1. The confusion matrix compares predicted engine types against actual engine types using a logistic regression model trained on the `mtcars` dataset.

2. On the X-axis, we have the **Actual** values:
   - `0` represents a V-shaped engine.
   - `1` represents a straight engine.

3. On the Y-axis, we have the **Predicted** values:
   - `0` means the model predicted a V-shaped engine.
   - `1` means the model predicted a straight engine.

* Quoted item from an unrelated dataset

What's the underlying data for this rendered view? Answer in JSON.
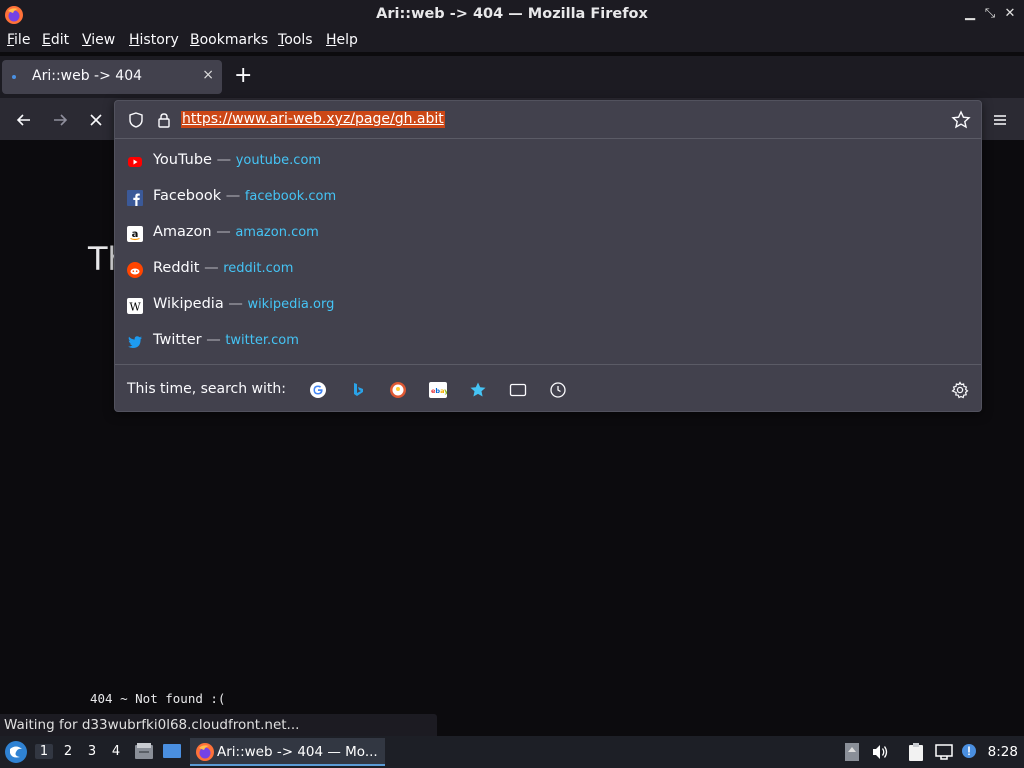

4. The values inside the heatmap represent the number of test observations for each outcome:
   - **True Negatives (Predicted 0, Actual 0):** 4 cases — the model correctly identified 4 cars as V-shaped.
   - **True Positives (Predicted 1, Actual 1):** 1 case — the model correctly identified 1 car as straight.
   - **False Positives (Predicted 1, Actual 0):** 0 cases — the model did not mistakenly classify any V-shaped cars as straight.
   - **False Negatives (Predicted 0, Actual 1):** 2 cases — the model incorrectly classified 2 straight-engine cars as V-shaped.

5. From this matrix, we can infer that:
   - The model performs well in predicting V-shaped engines.
   - However, it struggles to correctly identify straight engines, showing a tendency to favor predicting class `0` (V-shaped).